The set of prime numbers fall out from our created axioms, such as Peano axioms which go without saying that they are obviously invented.

Then, the real crux of the issue comes from Gödel's incompleteness theorems, which when applied here, means that we can't prove anything outside our axioms. We cannot definitively prove that another technologically advanced, intelligent species would have made the same axioms.

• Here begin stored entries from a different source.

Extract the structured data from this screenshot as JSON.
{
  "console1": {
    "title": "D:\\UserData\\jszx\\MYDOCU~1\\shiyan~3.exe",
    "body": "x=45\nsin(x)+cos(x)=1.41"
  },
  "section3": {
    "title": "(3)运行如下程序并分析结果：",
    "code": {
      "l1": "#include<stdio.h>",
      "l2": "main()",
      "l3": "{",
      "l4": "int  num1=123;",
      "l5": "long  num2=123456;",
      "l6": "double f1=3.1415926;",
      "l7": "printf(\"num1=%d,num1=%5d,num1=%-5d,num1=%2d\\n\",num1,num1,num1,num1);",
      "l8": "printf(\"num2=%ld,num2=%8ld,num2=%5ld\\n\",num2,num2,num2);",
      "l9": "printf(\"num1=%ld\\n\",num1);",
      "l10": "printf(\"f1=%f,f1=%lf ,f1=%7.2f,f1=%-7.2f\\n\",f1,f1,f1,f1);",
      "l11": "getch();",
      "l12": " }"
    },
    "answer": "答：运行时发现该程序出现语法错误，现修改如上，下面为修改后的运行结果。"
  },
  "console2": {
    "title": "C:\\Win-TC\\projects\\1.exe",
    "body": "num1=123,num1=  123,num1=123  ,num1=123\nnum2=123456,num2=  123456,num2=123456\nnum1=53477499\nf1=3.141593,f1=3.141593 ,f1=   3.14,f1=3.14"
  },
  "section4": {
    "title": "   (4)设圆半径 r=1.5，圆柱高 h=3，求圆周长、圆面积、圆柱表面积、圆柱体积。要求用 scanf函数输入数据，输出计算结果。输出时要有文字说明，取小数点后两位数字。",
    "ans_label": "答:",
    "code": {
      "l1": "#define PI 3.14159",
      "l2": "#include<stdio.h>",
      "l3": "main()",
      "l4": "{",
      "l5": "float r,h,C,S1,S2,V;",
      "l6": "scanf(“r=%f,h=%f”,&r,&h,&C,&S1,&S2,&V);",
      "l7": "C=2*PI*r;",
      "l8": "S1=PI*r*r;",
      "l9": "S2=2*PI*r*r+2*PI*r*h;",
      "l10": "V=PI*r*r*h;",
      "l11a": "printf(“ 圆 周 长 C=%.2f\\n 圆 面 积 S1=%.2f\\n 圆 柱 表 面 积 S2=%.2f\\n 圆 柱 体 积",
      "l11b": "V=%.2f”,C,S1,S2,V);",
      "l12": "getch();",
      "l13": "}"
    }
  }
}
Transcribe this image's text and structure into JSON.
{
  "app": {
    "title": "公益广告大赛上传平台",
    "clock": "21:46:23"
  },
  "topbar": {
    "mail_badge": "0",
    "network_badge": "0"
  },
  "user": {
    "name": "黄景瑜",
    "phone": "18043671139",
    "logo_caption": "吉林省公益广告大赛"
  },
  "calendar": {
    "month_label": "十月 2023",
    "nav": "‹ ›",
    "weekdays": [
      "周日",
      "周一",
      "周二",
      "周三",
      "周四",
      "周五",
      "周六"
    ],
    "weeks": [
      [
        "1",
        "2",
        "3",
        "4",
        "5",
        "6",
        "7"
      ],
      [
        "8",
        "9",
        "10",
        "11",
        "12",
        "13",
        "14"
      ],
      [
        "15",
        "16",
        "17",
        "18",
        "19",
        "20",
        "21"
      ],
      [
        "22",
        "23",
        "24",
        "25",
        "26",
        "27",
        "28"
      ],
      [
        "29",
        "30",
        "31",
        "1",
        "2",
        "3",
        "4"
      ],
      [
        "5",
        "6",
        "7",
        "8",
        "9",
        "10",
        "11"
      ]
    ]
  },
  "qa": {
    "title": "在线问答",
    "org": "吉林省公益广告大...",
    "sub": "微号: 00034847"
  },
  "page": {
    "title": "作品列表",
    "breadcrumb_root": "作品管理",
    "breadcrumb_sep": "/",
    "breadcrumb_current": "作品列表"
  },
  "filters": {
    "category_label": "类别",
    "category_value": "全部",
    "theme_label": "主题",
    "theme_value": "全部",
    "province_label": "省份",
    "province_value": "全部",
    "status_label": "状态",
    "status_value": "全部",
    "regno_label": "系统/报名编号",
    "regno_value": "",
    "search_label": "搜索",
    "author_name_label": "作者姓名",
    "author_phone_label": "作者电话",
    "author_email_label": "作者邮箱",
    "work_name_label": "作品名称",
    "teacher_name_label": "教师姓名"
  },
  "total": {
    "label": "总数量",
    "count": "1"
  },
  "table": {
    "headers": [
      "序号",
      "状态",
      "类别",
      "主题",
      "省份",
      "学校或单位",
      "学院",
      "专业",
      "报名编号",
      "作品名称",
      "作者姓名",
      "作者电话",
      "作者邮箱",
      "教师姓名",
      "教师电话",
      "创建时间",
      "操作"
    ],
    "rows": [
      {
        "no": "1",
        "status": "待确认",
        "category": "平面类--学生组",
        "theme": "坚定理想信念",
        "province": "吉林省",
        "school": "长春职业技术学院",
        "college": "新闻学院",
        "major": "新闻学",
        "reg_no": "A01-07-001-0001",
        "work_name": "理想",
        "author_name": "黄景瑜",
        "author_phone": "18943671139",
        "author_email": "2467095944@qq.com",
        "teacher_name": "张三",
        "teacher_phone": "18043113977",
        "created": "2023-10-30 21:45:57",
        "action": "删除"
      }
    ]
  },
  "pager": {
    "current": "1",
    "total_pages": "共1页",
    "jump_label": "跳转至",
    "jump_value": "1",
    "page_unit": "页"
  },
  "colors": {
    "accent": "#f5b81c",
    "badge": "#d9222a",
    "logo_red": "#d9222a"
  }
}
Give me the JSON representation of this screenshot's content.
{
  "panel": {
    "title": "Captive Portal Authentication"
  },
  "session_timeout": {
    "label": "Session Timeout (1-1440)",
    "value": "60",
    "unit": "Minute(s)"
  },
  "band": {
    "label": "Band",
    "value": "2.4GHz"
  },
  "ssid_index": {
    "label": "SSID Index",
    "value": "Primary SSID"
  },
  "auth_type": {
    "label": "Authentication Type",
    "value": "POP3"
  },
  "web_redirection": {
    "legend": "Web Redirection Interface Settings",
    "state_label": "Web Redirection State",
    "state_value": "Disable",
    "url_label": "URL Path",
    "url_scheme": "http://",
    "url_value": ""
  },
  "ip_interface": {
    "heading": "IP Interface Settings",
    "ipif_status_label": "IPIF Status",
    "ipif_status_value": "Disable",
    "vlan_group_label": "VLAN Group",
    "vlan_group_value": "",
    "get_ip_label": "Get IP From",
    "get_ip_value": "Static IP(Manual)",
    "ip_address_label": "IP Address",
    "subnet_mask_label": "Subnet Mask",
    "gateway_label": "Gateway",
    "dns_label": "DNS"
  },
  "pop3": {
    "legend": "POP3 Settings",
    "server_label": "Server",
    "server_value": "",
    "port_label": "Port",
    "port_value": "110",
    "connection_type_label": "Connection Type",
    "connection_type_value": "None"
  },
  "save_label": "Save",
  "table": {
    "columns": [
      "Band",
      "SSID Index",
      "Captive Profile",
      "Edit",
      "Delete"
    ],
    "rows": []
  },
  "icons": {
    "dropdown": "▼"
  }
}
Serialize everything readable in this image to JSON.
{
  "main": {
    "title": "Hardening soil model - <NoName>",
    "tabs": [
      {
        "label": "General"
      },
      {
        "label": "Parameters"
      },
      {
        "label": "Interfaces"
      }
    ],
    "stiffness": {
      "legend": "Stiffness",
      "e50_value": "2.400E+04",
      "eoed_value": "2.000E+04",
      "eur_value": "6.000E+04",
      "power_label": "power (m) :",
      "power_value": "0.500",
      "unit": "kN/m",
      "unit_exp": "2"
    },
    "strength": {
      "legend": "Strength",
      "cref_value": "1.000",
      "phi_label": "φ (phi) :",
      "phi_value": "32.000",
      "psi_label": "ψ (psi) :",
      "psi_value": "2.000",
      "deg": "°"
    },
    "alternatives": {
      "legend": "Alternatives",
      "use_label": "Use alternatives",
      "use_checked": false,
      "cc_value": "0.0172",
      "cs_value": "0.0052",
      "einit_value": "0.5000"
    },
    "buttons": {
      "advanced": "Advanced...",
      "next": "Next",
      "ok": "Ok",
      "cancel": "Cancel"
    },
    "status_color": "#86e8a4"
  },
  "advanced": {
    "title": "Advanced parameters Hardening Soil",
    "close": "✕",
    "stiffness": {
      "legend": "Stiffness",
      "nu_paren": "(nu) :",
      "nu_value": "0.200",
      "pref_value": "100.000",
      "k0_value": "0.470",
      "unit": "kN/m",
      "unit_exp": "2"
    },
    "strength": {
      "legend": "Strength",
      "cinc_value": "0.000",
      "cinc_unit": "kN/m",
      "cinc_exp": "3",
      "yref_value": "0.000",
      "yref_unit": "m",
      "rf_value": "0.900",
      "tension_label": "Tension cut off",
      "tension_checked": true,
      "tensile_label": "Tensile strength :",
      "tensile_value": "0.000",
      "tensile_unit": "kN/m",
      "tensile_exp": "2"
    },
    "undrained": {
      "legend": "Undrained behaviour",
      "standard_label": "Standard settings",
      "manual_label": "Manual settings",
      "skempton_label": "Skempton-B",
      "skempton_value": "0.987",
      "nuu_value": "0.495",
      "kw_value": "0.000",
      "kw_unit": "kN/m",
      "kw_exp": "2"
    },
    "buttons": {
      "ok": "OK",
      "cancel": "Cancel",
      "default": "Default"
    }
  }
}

I fully expect that if you were to take that mathematician -- or any good mathematician -- aside in private and ask him or her,

Question: If we were to encounter another form of intelligent life, of considerable technological advancement, do you think they would have a concept of prime numbers? The same set of prime numbers that we have?
Answer: Well, yeah. Of course. I mean I would really be surprised if they didn't! Well, the notation would obviously be different. Any they might include the number '1' in the set (we do not anymore). But the rest of them sure. Can you imagine! A technologically advanced society without prime numbers! That's not going to happen. So yeah, I'm pretty sure they would. But I cannot prove it.​

And similarly, although I cannot prove it, I fully suspect that with the Zorgon empire's own equivalents to Gödel's incompleteness theorems, if the zorgons were confronted with the same question, they would throw their arms up in the air and run around chanting "Qz! Qz!" where the word "qz" from the zorgon native tongue is translated as:

qz
/ kwǝz /

interjection

The affirmation that the set of prime numbers was invented by the ancient zorgonians and was independently invented by the despicable kladies of the planet Kladbor, as well as being independently invented by a species of the planet Earth know as cicadas. The term continues the affirmation that there is also another, very tasty species of Earth beings called humans that claim to have independently invented the set of prime numbers as well, but it is equally likely that the delicious humans stole the idea from the cicadas. The term has a connotation that it is welcomed and encouraged to sit down during tea and discuss the origin of prime numbers with humans over rye bread and some mayonnaise.
​

noun

A sandwich consisting of humans, rye bread and mayonnaise. Sometimes served with a light spread of cicada sauce.

​

​

 

[phion]

Here's an insightful clip about what Stephen Wolfram thinks:

 

[zoobyshoe]

Very interesting video, Phion. He doesn't exactly say our math is invented, but that it is one of many possible mathematics, an "artifact" of the particular route taken by human history.